CFO exit rates climb to six-year peak
Chief financial officers are exiting their roles at the fastest pace in six years, according to data reported by The Times. The rise in turnover spans major listed companies in both the UK and US, and signals a growing unease within the C-suite as executives confront a perfect storm of economic and operational challenges.
In 2024, more than 15% of CFOs at companies on indices such as the S&P 500 and FTSE 250 stepped down—marking the highest rate of change since 2018. While the reasons vary, the data points to a mix of structural and personal factors driving the exits.
Among the departing CFOs, more than half retired or moved into board positions, while over a third transitioned into CEO or president roles.
Notably, the average retirement age has declined to 56.6 years, and average tenure now stands at just under six years, underscoring both the intensity and volatility of the role.
The CFO’s remit has expanded significantly in recent years, now encompassing not only financial stewardship but also investor relations, cybersecurity oversight, ESG reporting, supply chain resilience, and—increasingly—AI integration.

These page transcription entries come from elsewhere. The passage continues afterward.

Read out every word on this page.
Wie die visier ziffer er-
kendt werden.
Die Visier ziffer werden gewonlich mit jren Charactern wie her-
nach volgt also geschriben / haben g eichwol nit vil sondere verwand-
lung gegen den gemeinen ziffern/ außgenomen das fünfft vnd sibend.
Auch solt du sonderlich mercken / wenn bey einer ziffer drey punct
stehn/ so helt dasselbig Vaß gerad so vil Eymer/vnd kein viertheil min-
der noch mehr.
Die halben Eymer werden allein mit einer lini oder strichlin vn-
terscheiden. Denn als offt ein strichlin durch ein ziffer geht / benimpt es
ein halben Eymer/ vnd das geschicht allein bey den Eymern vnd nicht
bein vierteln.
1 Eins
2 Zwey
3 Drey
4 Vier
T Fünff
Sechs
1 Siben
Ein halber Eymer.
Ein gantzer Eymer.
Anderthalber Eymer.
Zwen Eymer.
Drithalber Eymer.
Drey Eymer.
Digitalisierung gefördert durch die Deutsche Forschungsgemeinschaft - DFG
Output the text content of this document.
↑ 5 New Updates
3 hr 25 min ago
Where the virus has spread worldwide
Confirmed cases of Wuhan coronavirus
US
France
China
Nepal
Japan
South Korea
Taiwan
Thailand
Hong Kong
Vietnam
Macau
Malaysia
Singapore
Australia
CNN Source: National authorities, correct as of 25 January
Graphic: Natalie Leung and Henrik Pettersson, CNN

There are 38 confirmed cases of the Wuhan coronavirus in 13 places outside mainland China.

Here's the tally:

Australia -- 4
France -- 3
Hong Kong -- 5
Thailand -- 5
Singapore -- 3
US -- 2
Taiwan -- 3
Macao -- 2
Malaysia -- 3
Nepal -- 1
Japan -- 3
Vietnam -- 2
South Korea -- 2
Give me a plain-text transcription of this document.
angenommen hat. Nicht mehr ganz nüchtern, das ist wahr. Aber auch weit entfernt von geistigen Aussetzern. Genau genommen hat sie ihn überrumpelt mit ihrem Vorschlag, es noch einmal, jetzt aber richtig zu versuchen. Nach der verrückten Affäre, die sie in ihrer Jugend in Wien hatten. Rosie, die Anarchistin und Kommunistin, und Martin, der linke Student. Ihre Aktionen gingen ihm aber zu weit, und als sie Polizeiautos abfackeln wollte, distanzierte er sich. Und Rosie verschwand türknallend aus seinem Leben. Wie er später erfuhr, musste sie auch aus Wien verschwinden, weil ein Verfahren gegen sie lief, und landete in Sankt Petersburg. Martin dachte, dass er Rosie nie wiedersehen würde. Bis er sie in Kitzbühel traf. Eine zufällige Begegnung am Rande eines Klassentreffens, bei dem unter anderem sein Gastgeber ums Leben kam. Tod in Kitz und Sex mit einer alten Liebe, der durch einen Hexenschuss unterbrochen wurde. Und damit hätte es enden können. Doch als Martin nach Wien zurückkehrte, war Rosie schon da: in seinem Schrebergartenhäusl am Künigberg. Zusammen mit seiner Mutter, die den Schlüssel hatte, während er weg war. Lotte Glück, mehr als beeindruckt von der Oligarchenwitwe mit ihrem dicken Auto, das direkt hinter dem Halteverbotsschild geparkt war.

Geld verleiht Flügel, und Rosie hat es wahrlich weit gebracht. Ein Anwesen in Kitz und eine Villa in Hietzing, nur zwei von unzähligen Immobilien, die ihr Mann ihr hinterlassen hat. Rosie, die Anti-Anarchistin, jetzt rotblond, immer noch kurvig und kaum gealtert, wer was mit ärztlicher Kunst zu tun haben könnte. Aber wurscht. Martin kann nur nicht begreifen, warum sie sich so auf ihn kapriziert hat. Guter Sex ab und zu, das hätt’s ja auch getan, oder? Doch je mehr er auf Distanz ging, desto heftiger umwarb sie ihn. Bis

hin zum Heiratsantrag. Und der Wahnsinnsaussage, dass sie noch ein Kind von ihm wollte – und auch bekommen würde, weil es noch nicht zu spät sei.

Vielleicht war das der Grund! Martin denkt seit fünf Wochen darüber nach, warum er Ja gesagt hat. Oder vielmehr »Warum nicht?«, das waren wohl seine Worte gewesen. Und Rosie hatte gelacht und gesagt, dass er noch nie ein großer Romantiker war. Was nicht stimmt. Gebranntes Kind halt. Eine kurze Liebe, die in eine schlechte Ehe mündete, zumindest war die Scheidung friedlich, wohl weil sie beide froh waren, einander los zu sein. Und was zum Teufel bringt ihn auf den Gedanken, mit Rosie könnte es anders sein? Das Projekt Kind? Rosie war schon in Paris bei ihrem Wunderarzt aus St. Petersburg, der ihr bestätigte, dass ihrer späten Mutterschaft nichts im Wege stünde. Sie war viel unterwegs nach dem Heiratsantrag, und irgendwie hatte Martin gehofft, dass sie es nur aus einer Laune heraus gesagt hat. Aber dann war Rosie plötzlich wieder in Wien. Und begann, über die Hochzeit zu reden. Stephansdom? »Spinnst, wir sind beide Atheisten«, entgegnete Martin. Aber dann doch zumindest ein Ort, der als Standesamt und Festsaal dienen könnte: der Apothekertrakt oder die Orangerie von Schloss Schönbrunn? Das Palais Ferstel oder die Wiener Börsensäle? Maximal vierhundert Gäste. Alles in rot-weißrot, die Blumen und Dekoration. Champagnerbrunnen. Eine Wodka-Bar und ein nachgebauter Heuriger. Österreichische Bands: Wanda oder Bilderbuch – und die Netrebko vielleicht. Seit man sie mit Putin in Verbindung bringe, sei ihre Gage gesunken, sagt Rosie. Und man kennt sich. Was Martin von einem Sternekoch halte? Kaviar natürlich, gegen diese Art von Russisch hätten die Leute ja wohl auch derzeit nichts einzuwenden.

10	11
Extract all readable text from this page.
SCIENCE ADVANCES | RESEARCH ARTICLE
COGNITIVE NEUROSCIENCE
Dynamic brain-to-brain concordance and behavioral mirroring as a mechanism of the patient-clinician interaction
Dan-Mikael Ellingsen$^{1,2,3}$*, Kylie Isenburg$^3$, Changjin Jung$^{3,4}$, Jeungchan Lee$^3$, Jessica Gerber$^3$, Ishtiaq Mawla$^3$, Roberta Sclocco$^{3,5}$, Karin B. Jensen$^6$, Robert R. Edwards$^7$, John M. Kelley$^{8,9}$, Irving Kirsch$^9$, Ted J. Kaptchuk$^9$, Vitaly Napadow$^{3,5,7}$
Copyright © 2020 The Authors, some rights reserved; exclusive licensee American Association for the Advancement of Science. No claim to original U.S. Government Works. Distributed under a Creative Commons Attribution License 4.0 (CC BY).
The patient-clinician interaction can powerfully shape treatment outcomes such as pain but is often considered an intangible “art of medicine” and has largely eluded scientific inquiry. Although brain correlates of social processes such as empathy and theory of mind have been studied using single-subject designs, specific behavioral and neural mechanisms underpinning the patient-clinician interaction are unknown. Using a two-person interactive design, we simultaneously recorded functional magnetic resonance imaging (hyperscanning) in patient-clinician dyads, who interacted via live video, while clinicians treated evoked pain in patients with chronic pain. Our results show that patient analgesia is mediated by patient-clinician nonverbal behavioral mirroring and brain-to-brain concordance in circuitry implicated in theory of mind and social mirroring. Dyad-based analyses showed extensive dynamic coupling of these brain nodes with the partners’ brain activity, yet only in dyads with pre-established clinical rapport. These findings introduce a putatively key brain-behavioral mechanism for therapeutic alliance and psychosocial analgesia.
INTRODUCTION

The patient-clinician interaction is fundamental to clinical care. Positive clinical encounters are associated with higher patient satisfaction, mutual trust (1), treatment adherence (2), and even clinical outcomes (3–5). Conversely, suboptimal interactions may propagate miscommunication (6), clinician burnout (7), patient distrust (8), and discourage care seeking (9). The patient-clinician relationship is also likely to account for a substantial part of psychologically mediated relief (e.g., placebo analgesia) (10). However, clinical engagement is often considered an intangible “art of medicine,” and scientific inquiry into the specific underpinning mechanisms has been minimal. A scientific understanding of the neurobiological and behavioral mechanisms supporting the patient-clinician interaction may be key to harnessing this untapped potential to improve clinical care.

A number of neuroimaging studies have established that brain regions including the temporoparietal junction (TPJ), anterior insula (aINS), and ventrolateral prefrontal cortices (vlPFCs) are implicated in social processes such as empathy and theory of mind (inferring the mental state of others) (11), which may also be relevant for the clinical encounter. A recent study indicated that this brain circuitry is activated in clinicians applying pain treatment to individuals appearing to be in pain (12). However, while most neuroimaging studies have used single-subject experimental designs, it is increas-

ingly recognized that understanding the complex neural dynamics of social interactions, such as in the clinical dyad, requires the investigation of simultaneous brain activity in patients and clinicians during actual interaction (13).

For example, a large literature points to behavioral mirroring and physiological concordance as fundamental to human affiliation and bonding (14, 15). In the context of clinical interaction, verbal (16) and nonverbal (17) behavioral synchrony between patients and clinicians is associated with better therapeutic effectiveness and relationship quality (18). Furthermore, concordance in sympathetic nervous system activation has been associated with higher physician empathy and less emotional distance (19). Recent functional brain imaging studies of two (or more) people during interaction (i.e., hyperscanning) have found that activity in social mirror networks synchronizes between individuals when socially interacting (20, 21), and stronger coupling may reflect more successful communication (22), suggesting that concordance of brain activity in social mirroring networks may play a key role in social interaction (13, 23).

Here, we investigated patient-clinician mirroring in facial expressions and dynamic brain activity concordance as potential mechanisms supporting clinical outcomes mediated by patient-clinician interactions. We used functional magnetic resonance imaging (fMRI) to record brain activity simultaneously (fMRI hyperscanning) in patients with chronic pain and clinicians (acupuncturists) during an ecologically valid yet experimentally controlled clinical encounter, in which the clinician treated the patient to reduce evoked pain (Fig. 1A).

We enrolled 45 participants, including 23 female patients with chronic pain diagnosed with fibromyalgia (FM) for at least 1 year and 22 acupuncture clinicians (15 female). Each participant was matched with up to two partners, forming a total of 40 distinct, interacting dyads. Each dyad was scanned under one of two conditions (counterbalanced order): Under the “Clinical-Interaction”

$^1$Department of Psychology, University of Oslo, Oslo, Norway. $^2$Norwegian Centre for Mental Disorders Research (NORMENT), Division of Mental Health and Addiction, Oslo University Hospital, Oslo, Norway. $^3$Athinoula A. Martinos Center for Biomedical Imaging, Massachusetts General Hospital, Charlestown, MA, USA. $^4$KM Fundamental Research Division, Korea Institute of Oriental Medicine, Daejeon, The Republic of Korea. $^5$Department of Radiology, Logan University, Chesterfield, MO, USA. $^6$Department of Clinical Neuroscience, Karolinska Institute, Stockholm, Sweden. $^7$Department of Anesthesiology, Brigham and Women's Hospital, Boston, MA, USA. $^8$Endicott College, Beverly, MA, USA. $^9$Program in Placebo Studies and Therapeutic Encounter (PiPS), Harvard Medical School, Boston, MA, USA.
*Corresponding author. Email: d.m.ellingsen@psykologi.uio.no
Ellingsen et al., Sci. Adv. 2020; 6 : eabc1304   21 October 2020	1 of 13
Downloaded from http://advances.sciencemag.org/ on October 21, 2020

These broader responsibilities have led to increased scrutiny from stakeholders and a growing pressure to deliver clarity in an uncertain macroeconomic environment.
The spike in turnover is not limited to finance chiefs. CEOs also exited their positions at companies across the globe in 2024, often citing economic volatility, activist investor pressure, and burnout as contributing factors.
The figures reflect a broader recalibration underway in boardrooms. With inflation still weighing on input costs, supply chains under strain, and investor demands intensifying, the CFO role has become a pressure point for transformation—and, in many cases, a pivot point for leadership change.